During the meeting, the finance committee also discussed the impact of a recently-approved law enforcement millage request for up to 1.3 mills — $1.30 per each $1,000 of taxable value — from 2020 to 2029. .9 of these mills were renewed, and .4 mills were newly introduced.

“(We) went for more mills to put on additional officers, and it passed,” Oswald said.

Strom said the increase should allow Delta County to support a total of four new road patrol officer positions in the near future. However, the positions are unlikely to be filled simultaneously — instead, the county is looking to post two job openings this summer.

“We’re going to get two new officers in for probably August-September, realistically, and then we’ll probably take a similar approach at the end of next year … so we’re not training four all at the same time and we’re not backfilling four positions if they take some time off,” he said.

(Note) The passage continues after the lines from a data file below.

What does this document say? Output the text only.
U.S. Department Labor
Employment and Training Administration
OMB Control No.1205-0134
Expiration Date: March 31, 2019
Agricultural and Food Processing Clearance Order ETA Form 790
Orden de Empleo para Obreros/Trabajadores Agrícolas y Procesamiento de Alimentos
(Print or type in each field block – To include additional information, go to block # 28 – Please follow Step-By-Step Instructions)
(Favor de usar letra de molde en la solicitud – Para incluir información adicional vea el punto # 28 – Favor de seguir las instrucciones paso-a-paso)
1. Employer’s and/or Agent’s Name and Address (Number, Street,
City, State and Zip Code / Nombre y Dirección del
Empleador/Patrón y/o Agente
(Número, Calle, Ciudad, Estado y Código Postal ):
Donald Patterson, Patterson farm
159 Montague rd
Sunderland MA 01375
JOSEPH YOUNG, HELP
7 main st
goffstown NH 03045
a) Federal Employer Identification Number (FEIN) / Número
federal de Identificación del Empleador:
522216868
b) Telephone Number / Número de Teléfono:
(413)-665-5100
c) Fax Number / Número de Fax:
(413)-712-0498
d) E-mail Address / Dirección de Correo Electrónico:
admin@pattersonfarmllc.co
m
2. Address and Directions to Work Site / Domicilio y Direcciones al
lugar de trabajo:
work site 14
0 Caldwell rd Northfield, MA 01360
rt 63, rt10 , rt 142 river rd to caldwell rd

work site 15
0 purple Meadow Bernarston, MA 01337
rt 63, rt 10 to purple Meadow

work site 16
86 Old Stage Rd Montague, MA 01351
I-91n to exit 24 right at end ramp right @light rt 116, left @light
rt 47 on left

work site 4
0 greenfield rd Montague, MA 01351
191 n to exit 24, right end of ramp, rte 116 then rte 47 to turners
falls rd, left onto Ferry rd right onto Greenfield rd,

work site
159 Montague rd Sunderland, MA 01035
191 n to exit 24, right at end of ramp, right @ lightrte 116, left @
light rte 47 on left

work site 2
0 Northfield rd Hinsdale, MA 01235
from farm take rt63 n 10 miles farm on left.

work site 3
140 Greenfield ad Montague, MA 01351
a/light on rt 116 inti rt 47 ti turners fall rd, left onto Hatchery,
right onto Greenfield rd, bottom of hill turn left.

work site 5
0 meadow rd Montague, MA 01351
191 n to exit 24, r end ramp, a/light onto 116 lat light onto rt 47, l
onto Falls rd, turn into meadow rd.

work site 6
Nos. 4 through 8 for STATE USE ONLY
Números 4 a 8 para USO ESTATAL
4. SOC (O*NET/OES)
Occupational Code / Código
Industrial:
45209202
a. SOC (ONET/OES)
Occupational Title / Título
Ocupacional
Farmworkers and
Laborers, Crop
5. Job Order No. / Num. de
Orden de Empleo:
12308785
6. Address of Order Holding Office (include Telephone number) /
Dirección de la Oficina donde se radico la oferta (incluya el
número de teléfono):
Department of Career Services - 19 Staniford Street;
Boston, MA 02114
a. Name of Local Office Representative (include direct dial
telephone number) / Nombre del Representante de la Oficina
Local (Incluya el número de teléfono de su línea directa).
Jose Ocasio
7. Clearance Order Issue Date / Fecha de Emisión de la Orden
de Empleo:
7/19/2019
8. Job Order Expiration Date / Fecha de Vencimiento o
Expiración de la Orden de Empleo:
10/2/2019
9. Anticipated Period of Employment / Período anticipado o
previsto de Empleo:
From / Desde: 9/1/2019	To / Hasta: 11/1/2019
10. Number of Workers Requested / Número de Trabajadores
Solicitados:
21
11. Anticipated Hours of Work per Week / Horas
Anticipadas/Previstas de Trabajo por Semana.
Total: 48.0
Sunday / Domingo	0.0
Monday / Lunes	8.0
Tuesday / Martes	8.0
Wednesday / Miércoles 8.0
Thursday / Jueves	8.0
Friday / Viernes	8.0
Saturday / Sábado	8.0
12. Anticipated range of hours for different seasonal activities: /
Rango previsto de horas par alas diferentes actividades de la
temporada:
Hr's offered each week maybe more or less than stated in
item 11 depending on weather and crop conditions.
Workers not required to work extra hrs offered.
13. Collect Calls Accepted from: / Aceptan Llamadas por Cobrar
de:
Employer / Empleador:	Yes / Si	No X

Funds from the millage are also expected to support increases to the road patrol’s reserves and pension funded status.

The finance committee’s meeting was preceded by a meeting of the Delta County Board of Commissioners. During the meeting, the board:

– officially asserted its authority to make final decisions related to master plan adoption.

– approved a contract for the sharing of legal services between Delta County and the City of Escanaba.

– accepted a grant not to exceed $35,000 from USDA Rural Development for township fire signs.

– gave Johnson authority to sign a contract for a Michigan Department of Transportation grant. The department will provide the county with a maximum of $4,600 through the grant, which will be used for an airport awareness project at the Delta County Airport.

– formally adopted a policy for exit interviews.

– accepted a revised equalization report for the 2018-19 fiscal year.

– directed Strom to write a letter advocating for the appointment of David Maturen to the Michigan Tax Tribunal.

– voted in favor of filing a claim for a class-action lawsuit against Visa and Mastercard.

– gave Strom permission to travel out-of-county to attend the Michigan Association of County Administrative Officers’ 2019 Spring Conference.